Bond yields and mortgage rates rose again last week to 7% on solid jobs data. As I’ve stressed throughout the year, 2023 is all about filing for unemployment insurance. After the news broke on Thursday morning, bond yields and mortgage rates headed higher after looking good last week.

Our forecast for 2023 said that if the economy held up, the range of 10-year bond yields should be: 3.21% and 4.25%which corresponds to the mortgage interest rate between 5.75% and 7.25%. We believe the only way to reach 3.21% A rise in 10-year yields would be a labor market collapse, which would require unemployment claims to exceed the four-week moving average of 323,000, which has yet to happen.

So far this year, my 10-year yield channel has been 100% correct. Declining inflation growth is critical for housing and the U.S. economy, but for 2023, we will focus more on labor market data.

Of course, 10-year yields and mortgage spreads have worsened since the banking crisis hit this year. It’s gotten a little better lately, but it’s a shame because if it wasn’t for the banking crisis this year, mortgage rates would have been lower than they are now.

Purchase application data

Purchase requisition data is down 1% Each week counts year-to-date data 14 positive and 13 minus Print. Starting from November 9, 2022, 21 positive print vs 13 minus Print. The recent rise in mortgage rates has not caused this data line to drop like it did last year. However, demand growth is also modest, and 2023 is certain to be a dead end.

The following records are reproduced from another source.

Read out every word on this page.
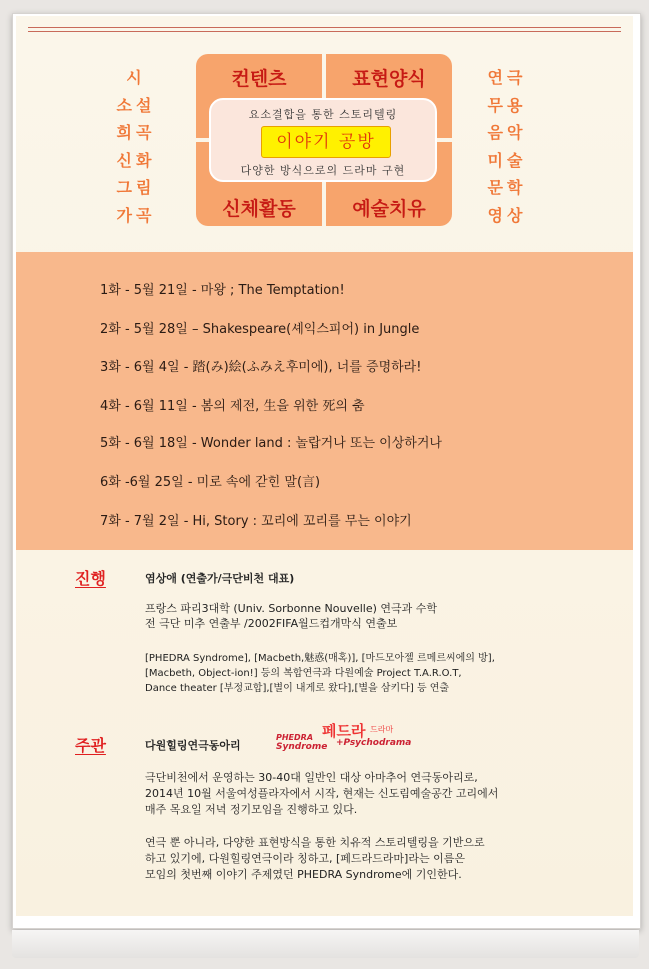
시
소설
희곡
신화
그림
가곡
연극
무용
음악
미술
문학
영상
컨텐츠	표현양식
신체활동	예술치유
요소결합을 통한 스토리텔링
이야기 공방
다양한 방식으로의 드라마 구현
1화 - 5월 21일 - 마왕 ; The Temptation!
2화 - 5월 28일 – Shakespeare(셰익스피어) in Jungle
3화 - 6월 4일 - 踏(み)絵(ふみえ후미에), 너를 증명하라!
4화 - 6월 11일 - 봄의 제전, 生을 위한 死의 춤
5화 - 6월 18일 - Wonder land : 놀랍거나 또는 이상하거나
6화 -6월 25일 - 미로 속에 갇힌 말(言)
7화 - 7월 2일 - Hi, Story : 꼬리에 꼬리를 무는 이야기
진행	염상애 (연출가/극단비천 대표)
프랑스 파리3대학 (Univ. Sorbonne Nouvelle) 연극과 수학
전 극단 미추 연출부 /2002FIFA월드컵개막식 연출보
[PHEDRA Syndrome], [Macbeth,魅惑(매혹)], [마드모아젤 르메르씨에의 방],
[Macbeth, Object-ion!] 등의 복합연극과 다원예술 Project T.A.R.O.T,
Dance theater [부정교합],[별이 내게로 왔다],[별을 삼키다] 등 연출
주관	다원힐링연극동아리
페드라 드라마
PHEDRA
Syndrome +Psychodrama
극단비천에서 운영하는 30-40대 일반인 대상 아마추어 연극동아리로,
2014년 10월 서울여성플라자에서 시작, 현재는 신도림예술공간 고리에서
매주 목요일 저녁 정기모임을 진행하고 있다.
연극 뿐 아니라, 다양한 표현방식을 통한 치유적 스토리텔링을 기반으로
하고 있기에, 다원힐링연극이라 칭하고, [페드라드라마]라는 이름은
모임의 첫번째 이야기 주제였던 PHEDRA Syndrome에 기인한다.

Last week, I received a used home sales report, so I wrote about it here. You can see that we haven’t been able to increase sales since we got the big existing home sales print in February.

The week ahead is going to be tough

There are many things happening this week. Of course, there will be a Fed meeting, the market expects the Fed to hike rates, and unless the data justifies it, the pipeline will look for hints of another rate hike.

Lots of housing related news. FHFAMore Home Price Index and S&P CoreLogic Case-Shiller Home Price Index. New home sales numbers and pending home sales numbers, which are not as strong as new home sales, will be released this week. With the PCE inflation report coming on Friday, it will be a big week for bond markets and mortgage rates as well. Everyone, please buckle up and wait for further coverage.